Opinion: Overcoming racism

Opinion%3A+Overcoming+racism

Photo by Sarosh Ismail

It has been said that elementary school is important in developing every child’s education and setting up their foundation for the future. Studies show that a student’s time in elementary school is pivotal in developing social skills and building self-esteem, but for me, elementary school was quite the opposite.

It was around third grade that I had started noticing the unusual behavior from some of my classmates. The look on people’s faces when they found out I was Muslim is something I can never forget. The expression on people’s faces was a mix of fear and disgust. Most made stereotypical assumptions about me being Muslim. My religion was always associated with the tragic incidents of 9/11, which shaped a stereotype of all Muslims being terrorists. 

I always wondered what I did wrong that led to that reaction from my peers. Growing up in a highly judgemental learning environment was painful. I internalized my peers’ looks and reactions and became ashamed of my racial and ethnic identity. I grew up facing the guilt and pressure of my racial background, and it took time for me to realize there was nothing actually wrong with me. 

When I was young, I didn’t exactly understand that people were being racist toward me. It felt normal for me to get treated the way I was and that I just had to put up with it. I felt that I needed to become a certain way to feel equal. Those few years in elementary school led me to become more conservative and conscious as I grew up, because I wanted to be someone who fits in with society.

The sad fact is that racism has been normalized by many people in our society. What’s even worse is that I normalized changing myself to fit in. I stopped applying henna on my hands, stopped putting oil masks in my hair, stopped bringing my mom’s homemade lunches to school, refused to wear anything ethnic, and much more. I did all of this because I didn’t want to incite problems at school. I became a master at wearing a mask and putting aside my feelings.

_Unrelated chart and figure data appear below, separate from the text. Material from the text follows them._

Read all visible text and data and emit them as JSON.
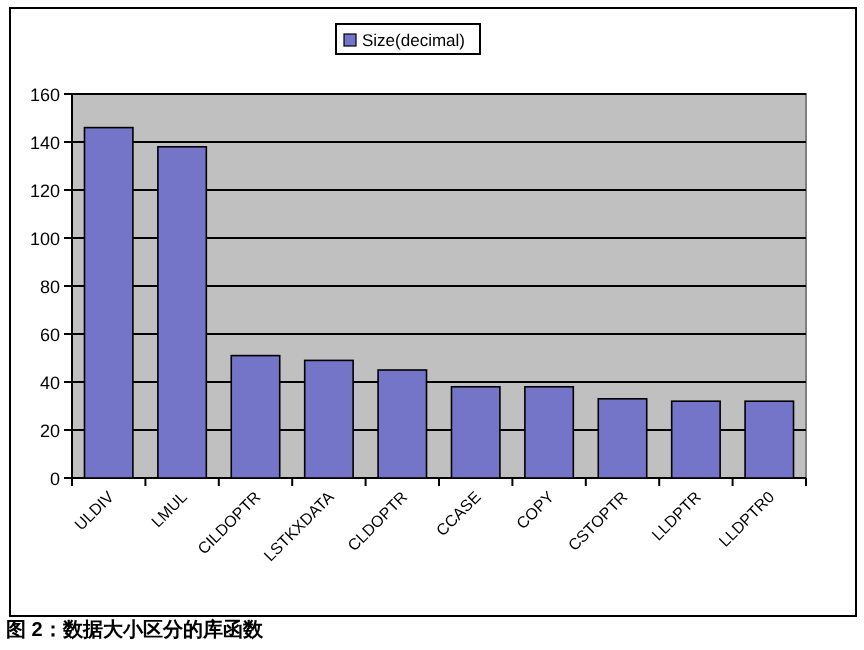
{
  "chart_data": {
    "type": "bar",
    "categories": [
      "ULDIV",
      "LMUL",
      "CILDOPTR",
      "LSTKXDATA",
      "CLDOPTR",
      "CCASE",
      "COPY",
      "CSTOPTR",
      "LLDPTR",
      "LLDPTR0"
    ],
    "series": [
      {
        "name": "Size(decimal)",
        "color": "#7474c8",
        "values": [
          146,
          138,
          51,
          49,
          45,
          38,
          38,
          33,
          32,
          32
        ]
      }
    ],
    "ylim": [
      0,
      160
    ],
    "yticks": [
      0,
      20,
      40,
      60,
      80,
      100,
      120,
      140,
      160
    ],
    "grid": "y",
    "legend": "top",
    "annotations": [
      "图 2：数据大小区分的库函数"
    ]
  }
}
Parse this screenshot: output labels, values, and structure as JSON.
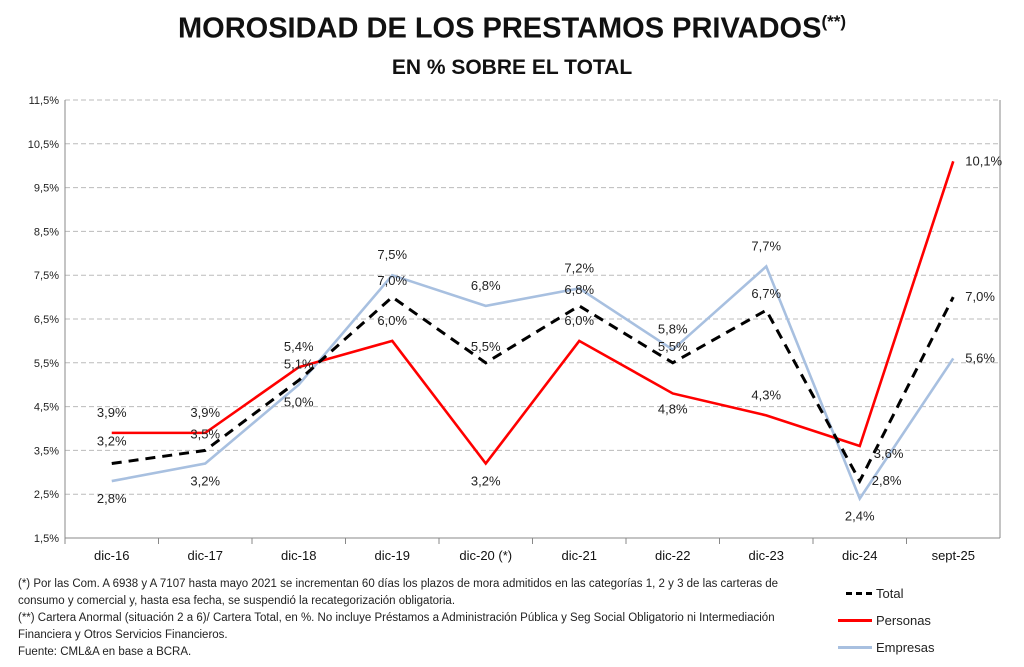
{
  "chart_data": {
    "type": "line",
    "title": "MOROSIDAD DE LOS PRESTAMOS PRIVADOS",
    "title_suffix": "(**)",
    "subtitle": "EN % SOBRE EL TOTAL",
    "categories": [
      "dic-16",
      "dic-17",
      "dic-18",
      "dic-19",
      "dic-20 (*)",
      "dic-21",
      "dic-22",
      "dic-23",
      "dic-24",
      "sept-25"
    ],
    "ylim": [
      1.5,
      11.5
    ],
    "yticks": [
      "1,5%",
      "2,5%",
      "3,5%",
      "4,5%",
      "5,5%",
      "6,5%",
      "7,5%",
      "8,5%",
      "9,5%",
      "10,5%",
      "11,5%"
    ],
    "grid": true,
    "legend_position": "bottom-right",
    "series": [
      {
        "name": "Total",
        "color": "#000000",
        "style": "dashed",
        "values": [
          3.2,
          3.5,
          5.1,
          7.0,
          5.5,
          6.8,
          5.5,
          6.7,
          2.8,
          7.0
        ],
        "labels": [
          "3,2%",
          "3,5%",
          "5,1%",
          "7,0%",
          "5,5%",
          "6,8%",
          "5,5%",
          "6,7%",
          "2,8%",
          "7,0%"
        ]
      },
      {
        "name": "Personas",
        "color": "#ff0000",
        "style": "solid",
        "values": [
          3.9,
          3.9,
          5.4,
          6.0,
          3.2,
          6.0,
          4.8,
          4.3,
          3.6,
          10.1
        ],
        "labels": [
          "3,9%",
          "3,9%",
          "5,4%",
          "6,0%",
          "3,2%",
          "6,0%",
          "4,8%",
          "4,3%",
          "3,6%",
          "10,1%"
        ]
      },
      {
        "name": "Empresas",
        "color": "#a8c0e0",
        "style": "solid",
        "values": [
          2.8,
          3.2,
          5.0,
          7.5,
          6.8,
          7.2,
          5.8,
          7.7,
          2.4,
          5.6
        ],
        "labels": [
          "2,8%",
          "3,2%",
          "5,0%",
          "7,5%",
          "6,8%",
          "7,2%",
          "5,8%",
          "7,7%",
          "2,4%",
          "5,6%"
        ]
      }
    ]
  },
  "footnotes": [
    "(*) Por las Com. A 6938 y A 7107 hasta mayo 2021 se incrementan 60 días los plazos de mora admitidos en las categorías 1, 2 y 3 de las carteras de consumo y comercial y, hasta esa fecha, se suspendió la recategorización obligatoria.",
    "(**) Cartera Anormal (situación 2 a 6)/ Cartera Total, en %. No incluye Préstamos a Administración Pública y Seg Social Obligatorio ni Intermediación Financiera y Otros Servicios Financieros.",
    "Fuente: CML&A en base a BCRA."
  ]
}
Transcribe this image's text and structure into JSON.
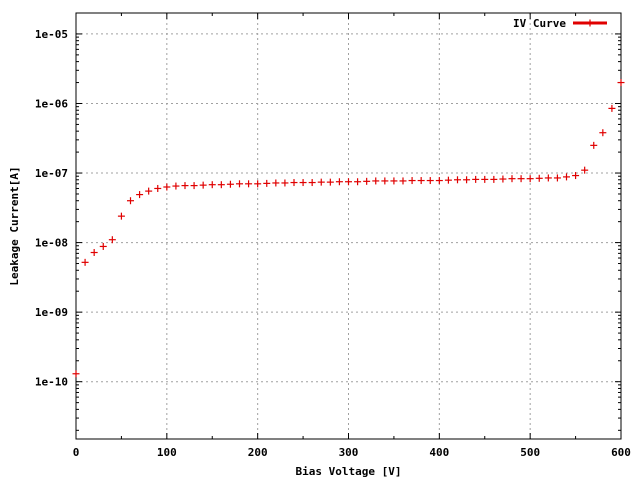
{
  "chart_data": {
    "type": "scatter",
    "xlabel": "Bias Voltage [V]",
    "ylabel": "Leakage Current[A]",
    "xlim": [
      0,
      600
    ],
    "ylim": [
      1.5e-11,
      2e-05
    ],
    "yscale": "log",
    "grid": true,
    "legend_position": "top-right",
    "x_ticks": [
      0,
      100,
      200,
      300,
      400,
      500,
      600
    ],
    "x_tick_labels": [
      "0",
      "100",
      "200",
      "300",
      "400",
      "500",
      "600"
    ],
    "y_ticks": [
      1e-10,
      1e-09,
      1e-08,
      1e-07,
      1e-06,
      1e-05
    ],
    "y_tick_labels": [
      "1e-10",
      "1e-09",
      "1e-08",
      "1e-07",
      "1e-06",
      "1e-05"
    ],
    "series": [
      {
        "name": "IV Curve",
        "color": "#e00000",
        "marker": "plus",
        "x": [
          0,
          10,
          20,
          30,
          40,
          50,
          60,
          70,
          80,
          90,
          100,
          110,
          120,
          130,
          140,
          150,
          160,
          170,
          180,
          190,
          200,
          210,
          220,
          230,
          240,
          250,
          260,
          270,
          280,
          290,
          300,
          310,
          320,
          330,
          340,
          350,
          360,
          370,
          380,
          390,
          400,
          410,
          420,
          430,
          440,
          450,
          460,
          470,
          480,
          490,
          500,
          510,
          520,
          530,
          540,
          550,
          560,
          570,
          580,
          590,
          600
        ],
        "y": [
          1.3e-10,
          5.2e-09,
          7.2e-09,
          8.8e-09,
          1.1e-08,
          2.4e-08,
          4e-08,
          4.9e-08,
          5.5e-08,
          6e-08,
          6.3e-08,
          6.5e-08,
          6.6e-08,
          6.6e-08,
          6.7e-08,
          6.8e-08,
          6.8e-08,
          6.9e-08,
          7e-08,
          7e-08,
          7e-08,
          7.1e-08,
          7.2e-08,
          7.2e-08,
          7.3e-08,
          7.3e-08,
          7.3e-08,
          7.4e-08,
          7.4e-08,
          7.5e-08,
          7.5e-08,
          7.5e-08,
          7.6e-08,
          7.7e-08,
          7.7e-08,
          7.7e-08,
          7.7e-08,
          7.8e-08,
          7.8e-08,
          7.8e-08,
          7.8e-08,
          7.9e-08,
          8e-08,
          8e-08,
          8.1e-08,
          8.1e-08,
          8.1e-08,
          8.2e-08,
          8.3e-08,
          8.3e-08,
          8.3e-08,
          8.4e-08,
          8.5e-08,
          8.5e-08,
          8.8e-08,
          9.2e-08,
          1.1e-07,
          2.5e-07,
          3.8e-07,
          8.5e-07,
          2e-06
        ]
      }
    ]
  }
}
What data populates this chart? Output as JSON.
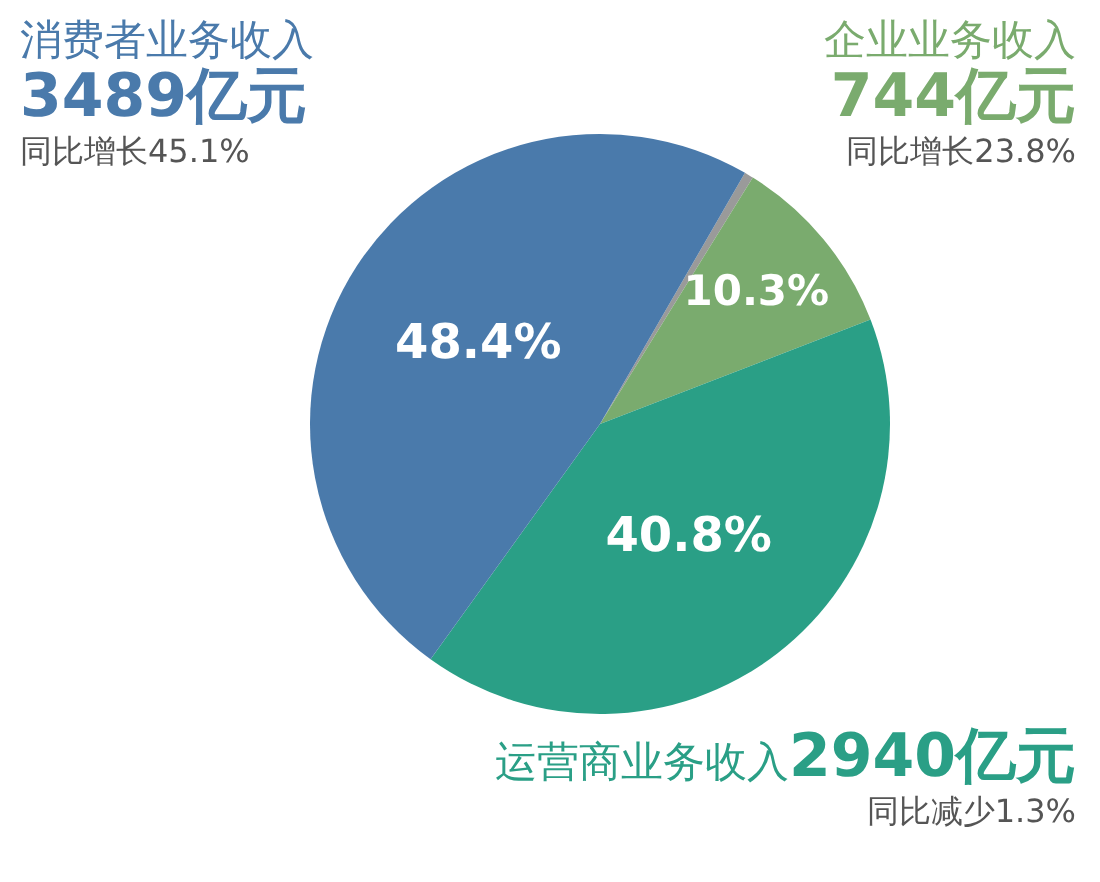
{
  "chart_data": {
    "type": "pie",
    "categories": [
      null,
      "企业业务收入",
      "运营商业务收入",
      "消费者业务收入"
    ],
    "values": [
      0.5,
      10.3,
      40.8,
      48.4
    ],
    "colors": [
      "#9a9a9a",
      "#7aab6e",
      "#2a9f86",
      "#4a7aab"
    ],
    "value_labels": [
      null,
      "10.3%",
      "40.8%",
      "48.4%"
    ],
    "legend": false,
    "annotations": [
      "3489亿元",
      "同比增长45.1%",
      "744亿元",
      "同比增长23.8%",
      "2940亿元",
      "同比减少1.3%"
    ]
  }
}
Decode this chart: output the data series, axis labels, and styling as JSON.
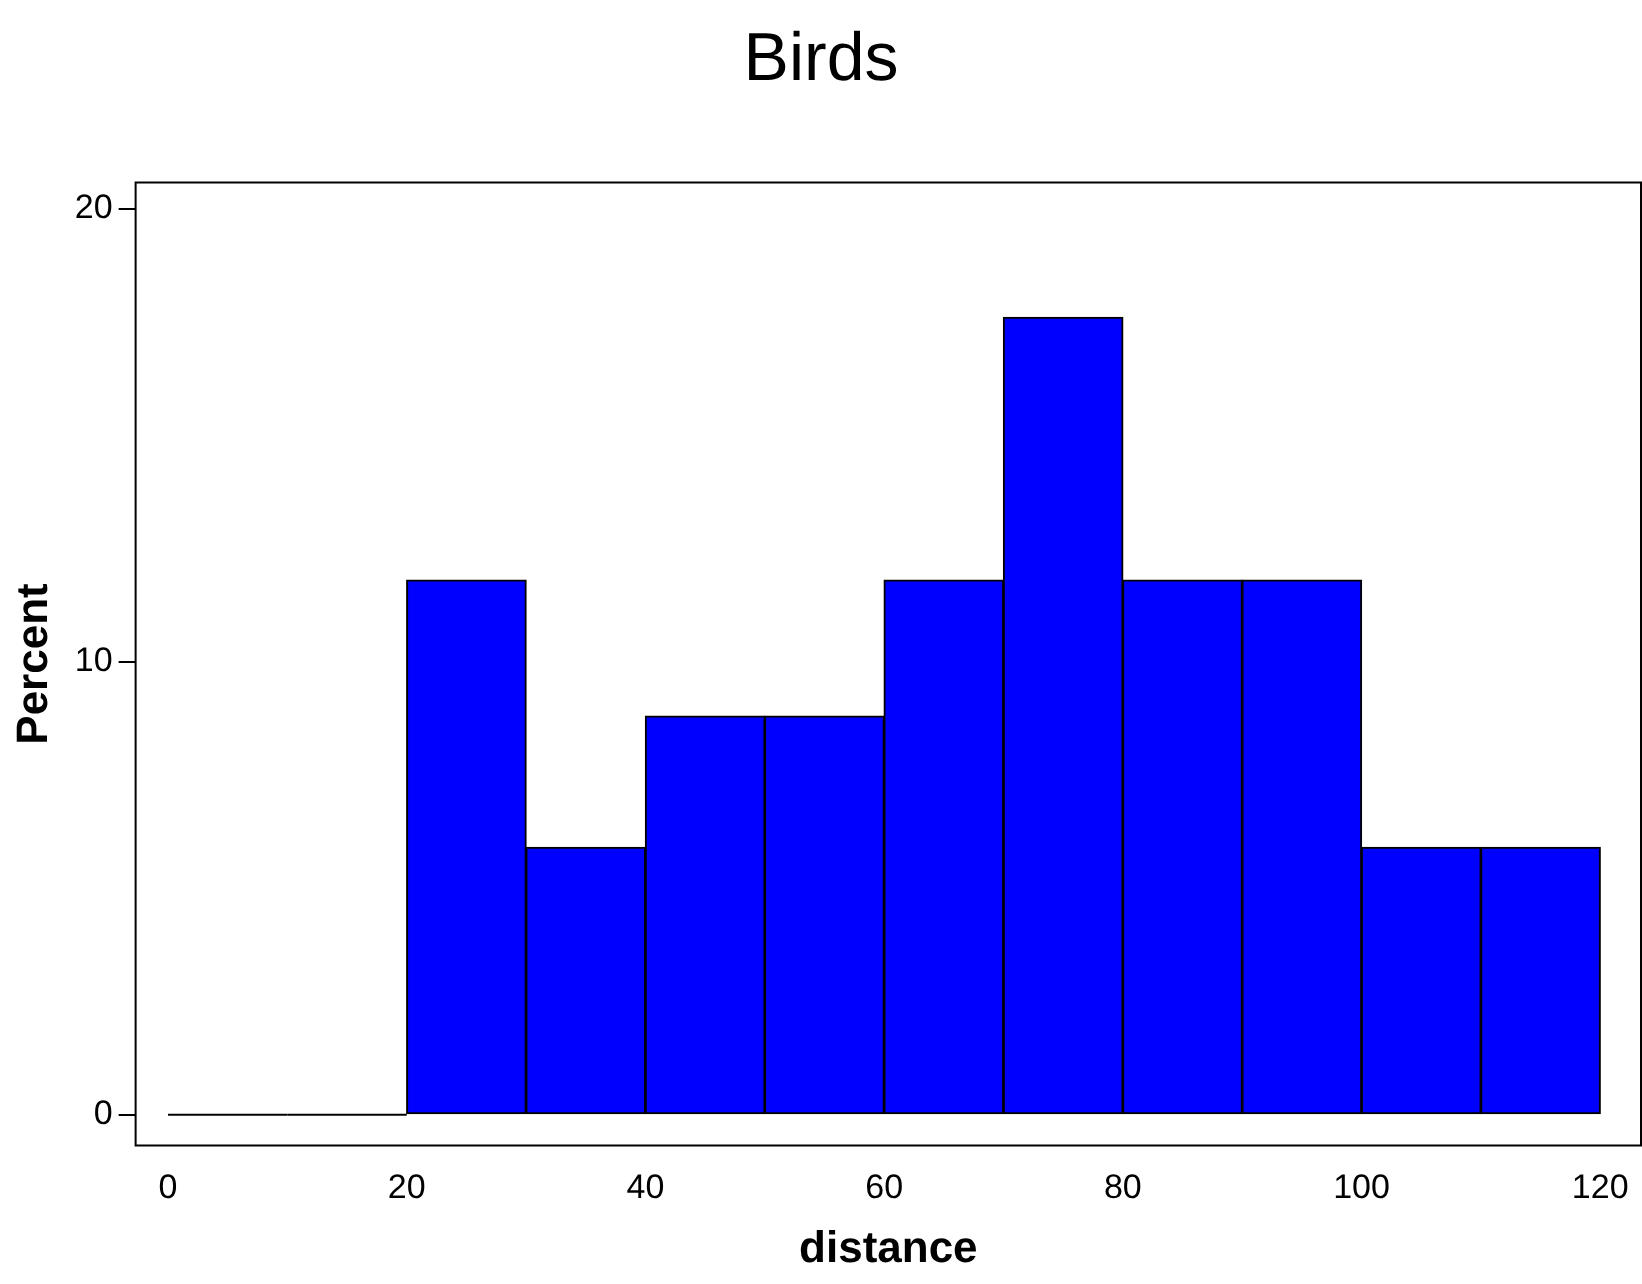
{
  "chart_data": {
    "type": "histogram",
    "title": "Birds",
    "xlabel": "distance",
    "ylabel": "Percent",
    "bins": [
      0,
      10,
      20,
      30,
      40,
      50,
      60,
      70,
      80,
      90,
      100,
      110,
      120
    ],
    "values": [
      0,
      0,
      11.8,
      5.9,
      8.8,
      8.8,
      11.8,
      17.6,
      11.8,
      11.8,
      5.9,
      5.9
    ],
    "color": "#0000ff",
    "xlim": [
      -2.8,
      123.5
    ],
    "xticks": [
      0,
      20,
      40,
      60,
      80,
      100,
      120
    ],
    "ylim": [
      -0.7,
      20.6
    ],
    "yticks": [
      0,
      10,
      20
    ],
    "grid": false,
    "legend": false
  }
}
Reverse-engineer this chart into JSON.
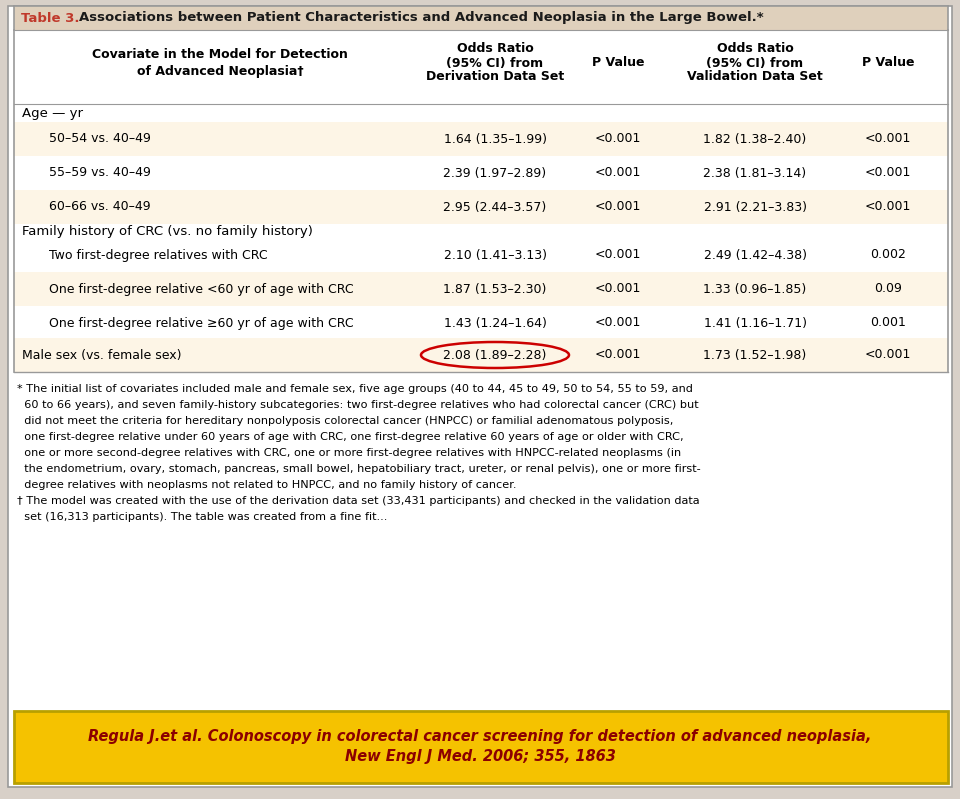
{
  "title_prefix": "Table 3.",
  "title_rest": " Associations between Patient Characteristics and Advanced Neoplasia in the Large Bowel.*",
  "title_color_prefix": "#c0392b",
  "title_color_rest": "#1a1a1a",
  "header_bg": "#dfd0bc",
  "table_bg": "#fdf5e6",
  "row_alt_bg": "#ffffff",
  "outer_bg": "#d8d0c8",
  "table_border": "#aaaaaa",
  "rows": [
    {
      "covariate": "50–54 vs. 40–49",
      "or_deriv": "1.64 (1.35–1.99)",
      "p_deriv": "<0.001",
      "or_valid": "1.82 (1.38–2.40)",
      "p_valid": "<0.001",
      "shade": true,
      "indent": true
    },
    {
      "covariate": "55–59 vs. 40–49",
      "or_deriv": "2.39 (1.97–2.89)",
      "p_deriv": "<0.001",
      "or_valid": "2.38 (1.81–3.14)",
      "p_valid": "<0.001",
      "shade": false,
      "indent": true
    },
    {
      "covariate": "60–66 vs. 40–49",
      "or_deriv": "2.95 (2.44–3.57)",
      "p_deriv": "<0.001",
      "or_valid": "2.91 (2.21–3.83)",
      "p_valid": "<0.001",
      "shade": true,
      "indent": true
    },
    {
      "covariate": "Two first-degree relatives with CRC",
      "or_deriv": "2.10 (1.41–3.13)",
      "p_deriv": "<0.001",
      "or_valid": "2.49 (1.42–4.38)",
      "p_valid": "0.002",
      "shade": false,
      "indent": true
    },
    {
      "covariate": "One first-degree relative <60 yr of age with CRC",
      "or_deriv": "1.87 (1.53–2.30)",
      "p_deriv": "<0.001",
      "or_valid": "1.33 (0.96–1.85)",
      "p_valid": "0.09",
      "shade": true,
      "indent": true
    },
    {
      "covariate": "One first-degree relative ≥60 yr of age with CRC",
      "or_deriv": "1.43 (1.24–1.64)",
      "p_deriv": "<0.001",
      "or_valid": "1.41 (1.16–1.71)",
      "p_valid": "0.001",
      "shade": false,
      "indent": true
    },
    {
      "covariate": "Male sex (vs. female sex)",
      "or_deriv": "2.08 (1.89–2.28)",
      "p_deriv": "<0.001",
      "or_valid": "1.73 (1.52–1.98)",
      "p_valid": "<0.001",
      "shade": true,
      "indent": false,
      "circle": true
    }
  ],
  "footnote_lines": [
    "* The initial list of covariates included male and female sex, five age groups (40 to 44, 45 to 49, 50 to 54, 55 to 59, and",
    "  60 to 66 years), and seven family-history subcategories: two first-degree relatives who had colorectal cancer (CRC) but",
    "  did not meet the criteria for hereditary nonpolyposis colorectal cancer (HNPCC) or familial adenomatous polyposis,",
    "  one first-degree relative under 60 years of age with CRC, one first-degree relative 60 years of age or older with CRC,",
    "  one or more second-degree relatives with CRC, one or more first-degree relatives with HNPCC-related neoplasms (in",
    "  the endometrium, ovary, stomach, pancreas, small bowel, hepatobiliary tract, ureter, or renal pelvis), one or more first-",
    "  degree relatives with neoplasms not related to HNPCC, and no family history of cancer.",
    "† The model was created with the use of the derivation data set (33,431 participants) and checked in the validation data",
    "  set (16,313 participants). The table was created from a fine fit..."
  ],
  "citation": "Regula J.et al. Colonoscopy in colorectal cancer screening for detection of advanced neoplasia,\nNew Engl J Med. 2006; 355, 1863",
  "citation_bg": "#f5c200",
  "citation_color": "#8b0000",
  "citation_border": "#b8a000"
}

As I grew up and encountered more hardships and experienced more in life, I realized that it wasn’t me who really did anything wrong, but that our society is judgemental. It was a long process for me to understand that I shouldn’t have to change myself to be treated equally. I learned that racism should never be condoned, and I hope no one makes the mistakes that I made of accepting inequality. 

Our communities should work to prevent the liberty our nation promises from being denied. It’s sad to see our society rejecting ideas of equality in a world where everyone is supposed to be ‘equal.’ At the end of the day, the color of a person’s skin does not define them. I realized there’s nothing wrong with me, and I am who I am. I learned to embrace the fact that my identity may never fit in with people’s standard view of our society, but over time, I realized I no longer have the desire to be ‘normal’ and accepted by others.